Even in the most difficult of all perhaps difficult situations, in which one no longer can be expressed in any sort of act, in which only suffering stands as the very last recourse – then is one able to reconstruct himself with recreation and recollection upon the vision of his dearest. Suffering finds its triumph with a success inside.

Even when stripped of freedom, home, family, and future, a person can still choose. Choose to remember a loved one. Choose to endure with dignity. Choose to keep walking.

The Frankls
UNSPECIFIED – CIRCA 1935: The Frankls with friends, From left to right: Erna Gsur, Paul Polak, Otto Polak, Tilly Frankl, Viktor Frankl and Herbert Gsur, Photograph, Around 1935 (Photo by Imagno/Getty Images) [Die Frankls mit Freunden, Von links nach rechts: Erna Gsur, Paul Polak, Otto Polak, Tilly Frankl, Viktor Frankl und Herbert Gsur, Photographie, Um 1935]

Carrying It Forward

No, I’ve never experienced what Frankl did.

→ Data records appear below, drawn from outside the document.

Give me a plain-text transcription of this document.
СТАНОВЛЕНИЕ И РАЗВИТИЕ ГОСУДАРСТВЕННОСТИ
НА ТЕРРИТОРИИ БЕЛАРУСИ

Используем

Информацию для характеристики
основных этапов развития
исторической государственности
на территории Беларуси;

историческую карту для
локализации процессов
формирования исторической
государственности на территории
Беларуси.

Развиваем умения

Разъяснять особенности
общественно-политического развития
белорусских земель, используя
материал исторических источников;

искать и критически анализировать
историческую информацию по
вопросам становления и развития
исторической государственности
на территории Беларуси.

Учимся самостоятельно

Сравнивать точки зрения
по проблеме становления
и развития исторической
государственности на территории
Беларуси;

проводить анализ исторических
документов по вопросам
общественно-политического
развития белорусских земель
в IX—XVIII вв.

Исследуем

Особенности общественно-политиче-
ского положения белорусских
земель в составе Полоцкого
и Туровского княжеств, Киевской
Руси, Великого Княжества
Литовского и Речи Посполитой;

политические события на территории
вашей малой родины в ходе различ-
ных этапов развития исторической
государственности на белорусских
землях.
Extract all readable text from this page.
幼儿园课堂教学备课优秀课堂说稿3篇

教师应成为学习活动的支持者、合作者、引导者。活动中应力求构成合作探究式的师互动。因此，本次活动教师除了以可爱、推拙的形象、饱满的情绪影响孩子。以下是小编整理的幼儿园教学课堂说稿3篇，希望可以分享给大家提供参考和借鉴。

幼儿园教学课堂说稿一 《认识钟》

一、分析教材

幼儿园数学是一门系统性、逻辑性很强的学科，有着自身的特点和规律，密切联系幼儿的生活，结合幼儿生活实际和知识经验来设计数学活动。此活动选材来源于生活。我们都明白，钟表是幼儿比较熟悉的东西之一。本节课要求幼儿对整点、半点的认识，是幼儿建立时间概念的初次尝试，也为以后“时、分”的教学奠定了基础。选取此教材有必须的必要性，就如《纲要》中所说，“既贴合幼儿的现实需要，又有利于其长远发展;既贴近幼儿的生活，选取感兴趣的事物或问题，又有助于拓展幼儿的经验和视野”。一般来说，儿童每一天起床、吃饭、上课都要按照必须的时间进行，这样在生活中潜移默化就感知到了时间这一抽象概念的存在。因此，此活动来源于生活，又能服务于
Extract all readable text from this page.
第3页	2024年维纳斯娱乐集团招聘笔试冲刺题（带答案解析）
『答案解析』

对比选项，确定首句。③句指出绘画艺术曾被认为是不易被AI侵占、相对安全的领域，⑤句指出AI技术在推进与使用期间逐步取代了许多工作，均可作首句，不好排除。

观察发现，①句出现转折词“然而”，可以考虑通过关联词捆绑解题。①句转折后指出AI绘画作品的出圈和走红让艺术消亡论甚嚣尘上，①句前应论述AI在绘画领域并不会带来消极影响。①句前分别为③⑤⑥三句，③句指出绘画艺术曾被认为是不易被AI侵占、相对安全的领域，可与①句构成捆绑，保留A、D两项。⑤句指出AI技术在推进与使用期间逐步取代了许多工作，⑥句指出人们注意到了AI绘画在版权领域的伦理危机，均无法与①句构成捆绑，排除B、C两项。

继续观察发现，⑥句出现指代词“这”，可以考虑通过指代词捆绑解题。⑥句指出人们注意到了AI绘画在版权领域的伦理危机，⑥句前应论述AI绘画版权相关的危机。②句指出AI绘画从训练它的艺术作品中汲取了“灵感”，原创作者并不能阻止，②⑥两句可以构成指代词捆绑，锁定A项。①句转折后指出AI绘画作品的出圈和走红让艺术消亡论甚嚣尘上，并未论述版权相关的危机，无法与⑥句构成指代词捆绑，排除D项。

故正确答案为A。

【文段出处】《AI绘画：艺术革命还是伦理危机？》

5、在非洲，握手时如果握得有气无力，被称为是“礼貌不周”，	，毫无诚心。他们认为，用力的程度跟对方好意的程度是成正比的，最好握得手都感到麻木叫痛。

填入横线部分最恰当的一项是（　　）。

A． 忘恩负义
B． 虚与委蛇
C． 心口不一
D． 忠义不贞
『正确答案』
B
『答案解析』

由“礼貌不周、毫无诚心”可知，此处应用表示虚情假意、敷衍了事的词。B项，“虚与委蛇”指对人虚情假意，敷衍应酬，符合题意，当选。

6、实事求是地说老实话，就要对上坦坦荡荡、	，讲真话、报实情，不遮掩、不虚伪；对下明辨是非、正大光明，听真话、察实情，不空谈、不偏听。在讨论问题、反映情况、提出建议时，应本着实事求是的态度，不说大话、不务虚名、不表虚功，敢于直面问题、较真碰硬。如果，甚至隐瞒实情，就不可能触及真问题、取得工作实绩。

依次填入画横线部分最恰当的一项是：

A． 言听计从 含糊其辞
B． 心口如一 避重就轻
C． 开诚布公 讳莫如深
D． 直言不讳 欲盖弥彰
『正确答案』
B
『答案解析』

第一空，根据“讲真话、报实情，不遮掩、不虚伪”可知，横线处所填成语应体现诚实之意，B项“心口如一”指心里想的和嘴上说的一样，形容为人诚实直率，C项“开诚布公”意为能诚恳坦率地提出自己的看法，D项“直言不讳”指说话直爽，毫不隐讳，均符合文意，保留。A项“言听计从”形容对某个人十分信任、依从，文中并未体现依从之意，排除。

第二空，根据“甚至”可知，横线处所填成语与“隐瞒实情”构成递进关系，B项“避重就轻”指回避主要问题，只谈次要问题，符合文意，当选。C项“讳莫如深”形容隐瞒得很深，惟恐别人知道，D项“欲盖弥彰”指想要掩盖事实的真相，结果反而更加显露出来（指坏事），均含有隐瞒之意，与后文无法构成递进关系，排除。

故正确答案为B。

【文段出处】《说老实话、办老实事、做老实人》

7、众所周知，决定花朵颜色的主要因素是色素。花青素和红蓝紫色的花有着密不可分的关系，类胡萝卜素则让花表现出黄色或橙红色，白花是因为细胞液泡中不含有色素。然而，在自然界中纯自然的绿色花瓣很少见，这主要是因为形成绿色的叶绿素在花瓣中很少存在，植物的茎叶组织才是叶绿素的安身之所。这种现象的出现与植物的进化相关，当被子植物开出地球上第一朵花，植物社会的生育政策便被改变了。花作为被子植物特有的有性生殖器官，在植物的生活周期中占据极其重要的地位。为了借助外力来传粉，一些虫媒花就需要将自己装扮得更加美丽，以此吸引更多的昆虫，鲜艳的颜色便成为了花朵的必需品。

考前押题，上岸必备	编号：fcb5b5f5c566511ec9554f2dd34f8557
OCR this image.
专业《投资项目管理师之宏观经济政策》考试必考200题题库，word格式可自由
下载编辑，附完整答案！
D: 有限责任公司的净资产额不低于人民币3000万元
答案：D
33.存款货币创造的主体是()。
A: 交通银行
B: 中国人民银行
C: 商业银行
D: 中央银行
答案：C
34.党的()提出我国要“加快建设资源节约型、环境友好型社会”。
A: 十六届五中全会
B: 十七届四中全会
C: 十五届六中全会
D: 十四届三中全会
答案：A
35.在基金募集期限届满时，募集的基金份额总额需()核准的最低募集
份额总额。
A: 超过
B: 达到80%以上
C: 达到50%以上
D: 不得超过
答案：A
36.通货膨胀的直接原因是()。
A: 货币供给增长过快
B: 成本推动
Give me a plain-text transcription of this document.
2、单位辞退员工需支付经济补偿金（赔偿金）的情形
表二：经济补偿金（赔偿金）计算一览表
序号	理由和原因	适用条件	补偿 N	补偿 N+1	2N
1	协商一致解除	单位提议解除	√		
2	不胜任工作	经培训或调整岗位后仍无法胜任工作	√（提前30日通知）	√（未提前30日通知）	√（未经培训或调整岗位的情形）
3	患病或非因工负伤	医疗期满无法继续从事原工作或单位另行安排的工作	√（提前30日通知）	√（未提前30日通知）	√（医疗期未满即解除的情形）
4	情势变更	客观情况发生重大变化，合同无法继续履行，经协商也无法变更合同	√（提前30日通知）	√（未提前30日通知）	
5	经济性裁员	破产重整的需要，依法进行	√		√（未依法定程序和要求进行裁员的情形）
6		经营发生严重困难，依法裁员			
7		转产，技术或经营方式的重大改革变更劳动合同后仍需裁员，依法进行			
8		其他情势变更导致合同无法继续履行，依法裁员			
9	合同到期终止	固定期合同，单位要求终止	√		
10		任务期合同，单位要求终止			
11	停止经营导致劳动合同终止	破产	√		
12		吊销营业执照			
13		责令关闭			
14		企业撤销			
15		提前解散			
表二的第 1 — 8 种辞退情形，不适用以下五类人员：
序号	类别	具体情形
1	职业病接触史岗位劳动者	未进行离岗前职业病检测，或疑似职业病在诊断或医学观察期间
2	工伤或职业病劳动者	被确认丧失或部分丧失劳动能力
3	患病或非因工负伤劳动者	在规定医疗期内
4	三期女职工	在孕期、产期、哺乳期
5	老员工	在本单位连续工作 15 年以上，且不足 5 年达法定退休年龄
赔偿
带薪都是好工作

But like everyone, I’ve had dark moments, and I know the ache of asking “what now?” In those moments, Frankl’s question echoes in me: What does life expect from me now?

That question pulls me forward. It connects me to others. It gives me responsibility—for my family, my work, my choices. It keeps me from falling into apathy.

He reminds us that meaning is always there—not given, but waiting to be made.

Final Thought

Frankl’s teachings remind me that the inner life is not passive. We are not at the mercy of our circumstances. Our freedom lies in our response, in how we hold ourselves, and others, through darkness.

I believe that internally and spiritually, a person can be stronger than his external circumstances. Man always and everywhere is facing obstacles and opposes fate, and this opposition allows him to turn his suffering into an inner achievement.

Our life is unique and unrepeatable. It is in constant flux . There is a day, and there is a night. There is a summer, and there is a winter. There are bad times and good times. Therefore I know that there is no constant dark times. Yes, they can last long, but there will be a  sunrise one day.

Celebrating his 120th birthday, I hold that thought close. I choose to believe in people. In meaning. In the quiet strength that comes from choosing who we become, even when the world seems unbearable.